In ‘This Week in Cannabis’ we want to help you uncover leading cannabis news, industry insights, scientific discoveries and more. Our hope is to help educate the greater public on the many uphill battles we still need to achieve prior to legalization. There are still a lot of laws, regulations and problems that cannabis companies and consumers are faced with.
This Week in Cannabis: June 21st-27th, 2020
Equality is a big topic this week, for many reasons. So we’re pleased to report that the cannabis industry has been taking a stand for what’s right in more ways than one—this week has been marked by activism, opportunity, and entrepreneurship. It’s been pretty refreshing to see! Here’s a closer look.
Hemp Farming = Empowerment
North Carolina’s piedmont region is home to more than a few hemp farms, and for good reason. Its fertile soil, rich farming history, and warm weather make it a great place to grow hemp.
But even here one hemp farm, in particular, stands out. This farm takes a holistic approach, grows many different medicinal plants, and uses organic teas to feed its soil.
Another thing? The farm’s owner and CEO is a black woman who goes by the name Farmer Cee. “I own almost 15 acres of former tobacco farmland in Liberty, North Carolina, a befitting name,” Cee told Project CBD. “We are a medicinal plants farm, with hemp being one of the many beautiful medicinal plants that we grow.”
And while Farmer Cee, whose real name is Clarenda Stanley, believes in CBD, she’s not a huge fan of society’s current fixation on it. “We believe in and practice holistic plant medicine, which is why you do not see us on the CBD bandwagon,” she says.
Stanley’s Green Heffa’s farm is also all about restoration. One of their primary goals is to provide meaningful farming jobs to minority women. Their target market is similar: “Socially conscious Black women who appreciate and value a company that is committed to social good […].” Sounds pretty good to us.

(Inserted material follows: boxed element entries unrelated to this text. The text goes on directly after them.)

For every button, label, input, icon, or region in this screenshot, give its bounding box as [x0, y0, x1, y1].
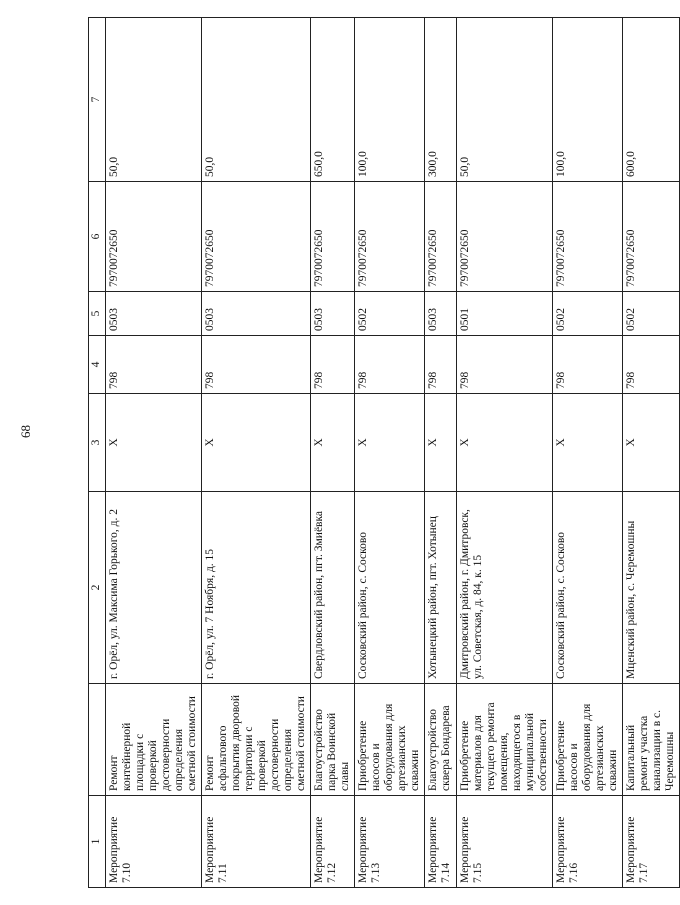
- cell-c3: Х: [355, 394, 425, 492]
- table-row: [425, 18, 457, 888]
- cell-addr: Дмитровский район, г. Дмитровск, ул. Советская, д. 84, к. 15: [457, 492, 553, 684]
- header-cell: 4: [89, 336, 106, 394]
- table-row: [311, 18, 355, 888]
- cell-c6: 7970072650: [553, 182, 623, 292]
- header-cell: 2: [89, 492, 106, 684]
- cell-c7: 100,0: [553, 18, 623, 182]
- cell-c6: 7970072650: [106, 182, 202, 292]
- cell-desc: Ремонт контейнерной площадки с проверкой достоверности определения сметной стоимости: [106, 684, 202, 796]
- cell-addr: Сосковский район, с. Сосково: [355, 492, 425, 684]
- cell-c1: Мероприятие 7.13: [355, 796, 425, 888]
- cell-addr: г. Орёл, ул. 7 Ноября, д. 15: [202, 492, 311, 684]
- cell-c4: 798: [425, 336, 457, 394]
- cell-c3: Х: [311, 394, 355, 492]
- cell-c7: 50,0: [457, 18, 553, 182]
- cell-c3: Х: [457, 394, 553, 492]
- cell-c3: Х: [202, 394, 311, 492]
- cell-desc: Капитальный ремонт участка канализации в с. Черемошны: [623, 684, 680, 796]
- cell-c7: 50,0: [106, 18, 202, 182]
- cell-c4: 798: [202, 336, 311, 394]
- table-row: [553, 18, 623, 888]
- cell-c5: 0502: [553, 292, 623, 336]
- rotated-table-wrapper: [88, 18, 676, 888]
- header-cell: 5: [89, 292, 106, 336]
- cell-c5: 0503: [425, 292, 457, 336]
- cell-c5: 0503: [311, 292, 355, 336]
- cell-c7: 650,0: [311, 18, 355, 182]
- cell-c4: 798: [106, 336, 202, 394]
- cell-desc: Приобретение насосов и оборудования для артезианских скважин: [553, 684, 623, 796]
- cell-c4: 798: [623, 336, 680, 394]
- cell-c6: 7970072650: [457, 182, 553, 292]
- cell-desc: Приобретение материалов для текущего ремонта помещения, находящегося в муниципальной собственности: [457, 684, 553, 796]
- header-cell: [89, 684, 106, 796]
- cell-c6: 7970072650: [311, 182, 355, 292]
- cell-c7: 300,0: [425, 18, 457, 182]
- header-cell: 1: [89, 796, 106, 888]
- cell-c4: 798: [355, 336, 425, 394]
- cell-c1: Мероприятие 7.14: [425, 796, 457, 888]
- cell-c7: 600,0: [623, 18, 680, 182]
- header-cell: 3: [89, 394, 106, 492]
- cell-addr: Мценский район, с. Черемошны: [623, 492, 680, 684]
- header-cell: 6: [89, 182, 106, 292]
- cell-desc: Приобретение насосов и оборудования для артезианских скважин: [355, 684, 425, 796]
- table-row: [355, 18, 425, 888]
- cell-c7: 100,0: [355, 18, 425, 182]
- cell-c5: 0502: [623, 292, 680, 336]
- cell-c1: Мероприятие 7.11: [202, 796, 311, 888]
- cell-c3: Х: [106, 394, 202, 492]
- cell-c3: Х: [425, 394, 457, 492]
- table-row: [202, 18, 311, 888]
- cell-c1: Мероприятие 7.15: [457, 796, 553, 888]
- cell-c6: 7970072650: [202, 182, 311, 292]
- cell-c4: 798: [311, 336, 355, 394]
- cell-c6: 7970072650: [425, 182, 457, 292]
- table-row: [457, 18, 553, 888]
- cell-c1: Мероприятие 7.10: [106, 796, 202, 888]
- table-row: [106, 18, 202, 888]
- cell-c6: 7970072650: [355, 182, 425, 292]
- cell-c3: Х: [623, 394, 680, 492]
- cell-addr: Хотынецкий район, пгт. Хотынец: [425, 492, 457, 684]
- cell-c3: Х: [553, 394, 623, 492]
- cell-c4: 798: [553, 336, 623, 394]
- cell-desc: Ремонт асфальтового покрытия дворовой территории с проверкой достоверности определения сметной стоимости: [202, 684, 311, 796]
- header-row: [89, 18, 106, 888]
- cell-c6: 7970072650: [623, 182, 680, 292]
- cell-desc: Благоустройство парка Воинской славы: [311, 684, 355, 796]
- table-row: [623, 18, 680, 888]
- cell-c1: Мероприятие 7.16: [553, 796, 623, 888]
- page-number: 68: [18, 425, 33, 438]
- cell-addr: г. Орёл, ул. Максима Горького, д. 2: [106, 492, 202, 684]
- cell-c5: 0503: [106, 292, 202, 336]
- cell-c1: Мероприятие 7.17: [623, 796, 680, 888]
- cell-c4: 798: [457, 336, 553, 394]
- cell-addr: Сосковский район, с. Сосково: [553, 492, 623, 684]
- cell-c5: 0502: [355, 292, 425, 336]
- program-table: [88, 17, 680, 888]
- cell-c1: Мероприятие 7.12: [311, 796, 355, 888]
- cell-c5: 0501: [457, 292, 553, 336]
- cell-c5: 0503: [202, 292, 311, 336]
- header-cell: 7: [89, 18, 106, 182]
- cell-c7: 50,0: [202, 18, 311, 182]
- cell-addr: Свердловский район, пгт. Змиёвка: [311, 492, 355, 684]
- cell-desc: Благоустройство сквера Бондарева: [425, 684, 457, 796]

Marijuana: A Method to the Madness
It’s one thing to talk about equality…and another thing entirely to create financial systems that make it possible. That’s exactly what rapper & performer Method Man is doing. In other words, he’s starting a cannabis company!
Its name is TICAL—the same name as his first album, short for Taking Into Consideration All Lives—and its mission is a noble one. Together with fellow celebrity Al Harrington, Method Man hopes to “lift up black owners in the cannabis industry” by providing them with “incubator programs and advocacy initiatives.”
For his part, Harrington has stated that he hopes to make 100 black millionaires through the cannabis industry. We’d say that beats million-dollar CEO compensation (more on that, later) every time.
Equality for All Mainers
Though Maine has a pretty solid medical cannabis program, its requirements are pretty stringent. Mainers are required to live in the state for at least four years prior to becoming eligible for a much-sought-after medical card; though this requirement was deemed unconstitutional, the city of Portland still has similar statutes of their own.
But that might not be the case for much longer. A dispensary called Wellness Connection is suing Portland on the basis that its rating system prioritizes Maine residents, with “more than 25 percent of the points available [either] reserved for Maine residents or [awarded] based on a consideration that strongly favors Maine residents.”
While equality is truly great and all, there could be a conflict of interest going on here: Wellness Connection is owned by a New York-based company…
CEO’s Paycheck Raises Eyebrows
As great as all the aforementioned efforts at equality have been, the cannabis industry still isn’t quite where it should be. A different kind of inequality has surfaced in the case of cannabis conglomerate Canopy Growth—income inequality.
Just to be clear, we have no problem with people getting paid a lot for providing a lot of value. Without a definitive link between work and payment, what would the motivation to work hard even be?
But Canopy Growth’s perception of their CEO’s value seems a little, well, out of touch with reality—given the company’s financial status. Even though they’re suffering huge losses and laying off hundreds of workers, Canopy’s new CEO is going to get paid $975,000 USD / $1.3 million CA a year. That’s more than double what any previous CEO has ever gotten paid. If nothing else, this trend towards sky-high CEO compensation makes you think…
To Sum Things Up…
The world might be a pretty tumultuous place right now, but those of us in the cannabis industry are actually weathering the storm pretty well. Here’s to hoping that the cannabis entrepreneurs of the future are able to prevent such storms from happening as often in the future—whether that’s done by growing hemp, helping others start their own businesses, or something more. This week’s happenings are definitely a start.